As you know, it is the first international agreement on forests that addresses all aspects and functions of forests.
It is the only globally-agreed instrument that provides clarity on the meaning of “sustainable forest management”.
Your hard work made the agreement a reality and I thank you for it.
While we have this common framework in place, it still needs to be fully operationalized.
I urge all governments, international organizations and actors from civil society and the private sector to implement the provisions of the Forest Instrument.
The forest financing work done by this Forum has strengthened the ability of stakeholders to implement changes.
I congratulate the Forum for spearheading this much-needed financing process.
My personal thanks go to you, Mr. Chairman and your Bureau, for your somewhat unorthodox but innovative approach, and to the Member States for being adaptive and determined to make it happen.

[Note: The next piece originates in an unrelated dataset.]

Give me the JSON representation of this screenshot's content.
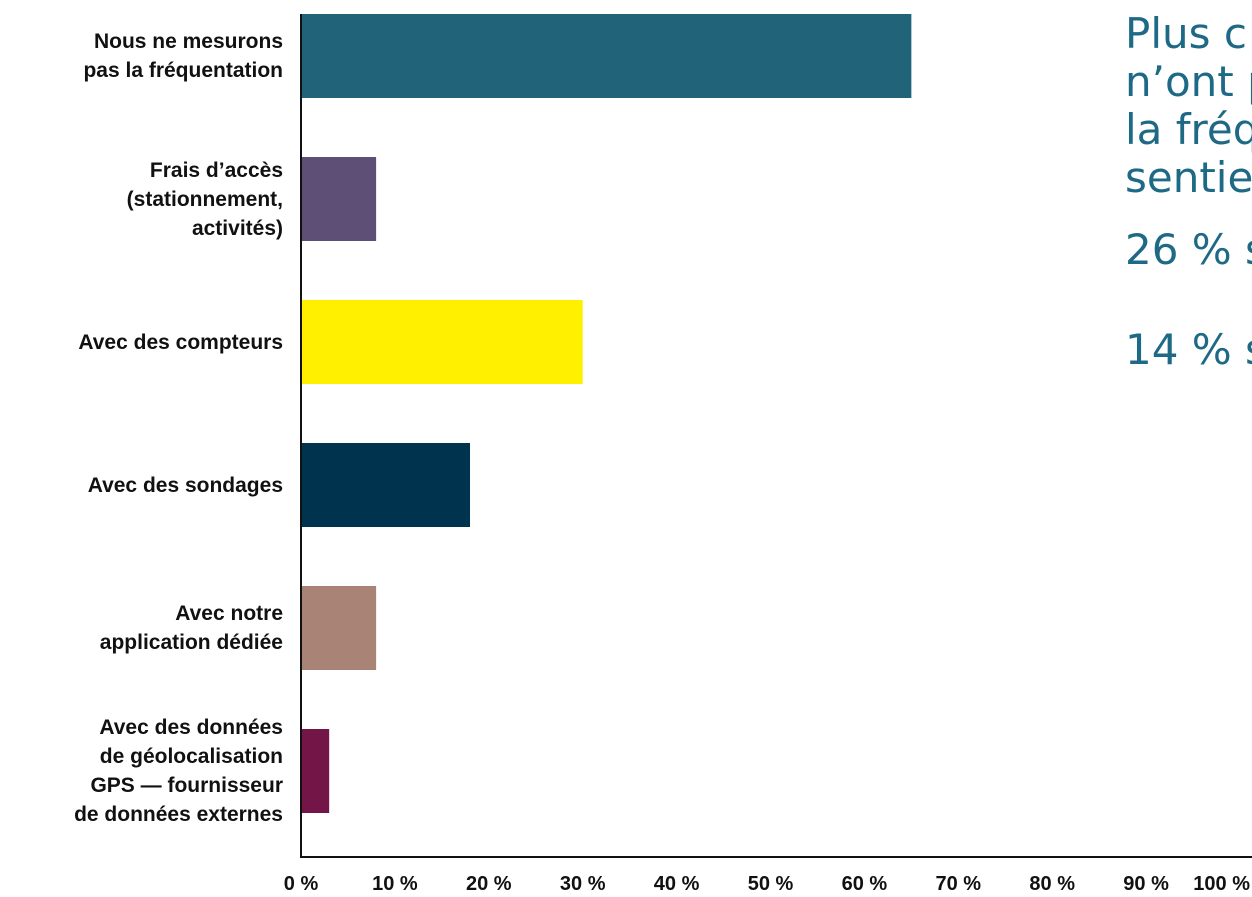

With a strategic work plan on forest financing in place, we have moved closer to the goals laid out in the Forest Instrument.
Lastly, I want to remind you of the importance of this Forum to the upcoming UN Conference on Sustainable Development in 2012 – also known as “Rio+20.”
The objectives of the Conference are to renew political commitment on sustainable development, assess progress and gaps on its implementation and to address emerging issues.
The Conference will be anchored by two themes: a green economy in the context of poverty eradication and sustainable development, and an institutional framework for sustainable development.
We must work together to ensure that the outcome of this Conference will help advance sustainable forest management.
The international community needs your advice and advocacy on how to do this.
As Secretary-General of the Conference, I invite you to share your expertise as we move ahead in the preparatory processes.
I trust that the next two weeks will generate dynamic and productive discussion on its theme, “forests for people, livelihoods and poverty eradication.”
Your engagement here is crucial for advancing policy decisions that are inclusive and cross-sectoral and that take a multilateral approach.
With your help we can turn global, regional and national commitments into actions that lead to sustainable forest management – and with it, jobs and stable, healthy livelihoods,
As I conclude my remarks, I assure you of the full support of my Department toward the critical work of the UNFF.
I wish you a very successful session.